I did not wait for his answer. I opened my door synchronously with the rest of the party.
“Wizard, Alchemist,” he greeted us. “And you two.”
“I’m fine, Shkadaur. The wife and children are great, thank you. How about you?”
“Avarez, don’t mock me.”
The tired and angry-looking man who was ignoring us, suddenly turned to look at me and Padrict. For a second, I thought he was going to recognize Padrict, and I felt my heart stand still. Instead, the man turned back to me and approached slightly.
“Avarez? Edwhite Avarez?”
Sweet Mary, I thought, don’t tell me he’s coming for me.
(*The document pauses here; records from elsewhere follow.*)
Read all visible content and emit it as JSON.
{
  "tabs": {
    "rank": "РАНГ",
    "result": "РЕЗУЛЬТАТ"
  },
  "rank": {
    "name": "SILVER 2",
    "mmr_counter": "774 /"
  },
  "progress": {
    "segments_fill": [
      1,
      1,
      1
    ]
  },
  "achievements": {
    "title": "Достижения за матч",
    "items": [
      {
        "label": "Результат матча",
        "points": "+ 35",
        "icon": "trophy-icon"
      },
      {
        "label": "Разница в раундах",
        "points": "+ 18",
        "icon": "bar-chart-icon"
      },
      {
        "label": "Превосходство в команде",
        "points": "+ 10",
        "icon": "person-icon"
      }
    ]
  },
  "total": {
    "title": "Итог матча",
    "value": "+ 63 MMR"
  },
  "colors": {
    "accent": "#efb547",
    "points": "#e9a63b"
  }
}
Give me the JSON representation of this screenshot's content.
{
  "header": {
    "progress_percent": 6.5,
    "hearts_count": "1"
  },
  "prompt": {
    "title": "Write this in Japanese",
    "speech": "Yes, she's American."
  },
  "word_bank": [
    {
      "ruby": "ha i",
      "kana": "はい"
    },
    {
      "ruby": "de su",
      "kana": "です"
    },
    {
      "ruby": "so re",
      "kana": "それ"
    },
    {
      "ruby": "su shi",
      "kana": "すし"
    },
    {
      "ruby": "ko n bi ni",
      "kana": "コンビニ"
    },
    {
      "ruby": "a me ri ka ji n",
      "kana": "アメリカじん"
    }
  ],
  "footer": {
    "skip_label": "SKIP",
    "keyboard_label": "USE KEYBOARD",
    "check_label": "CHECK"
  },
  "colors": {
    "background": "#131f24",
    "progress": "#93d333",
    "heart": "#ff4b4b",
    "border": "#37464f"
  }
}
“You’re that mad wizard that championed a torviela.”
I smiled wryly.
“And you?” I asked.
“Not mad enough,” he said with a smile that made me want to break his teeth in. “Orlan Hegway.” He reached out with an open hand. “Wizard. Mechanoconjuration.”
I gasped.
“Machines? You conjure machines?”
“Something like that.”
From behind, Tedet spoke, interrupting everyone, especially Misa.
“Thanatophagon,” he said, his face red.
“What?” she asked.
“Your dragon’s name. Thanatophagon.”
That brought a chill down my spine. Thanatophagon, the Death Eater. Not only was the name perfect for the dragon, given it used radioactive material to sustain itself —a bonafide radiotroph — but also, Tedet had just announced a dragon. I only hoped no one noticed.
“So, it is a dragon,” said Orlan.
“You brought a dragon, here,” began Shkadaur. “Are you stupid?”
Tedet held his gun up as an answer to that, and Misa mirrored him.
“Yeah,” he answered. “And we’re going to kill it.”
Killing the Death Eater dragon. That sounds more awesome than I thought, but more than that, it sounded reckless and stupid. But I was proud.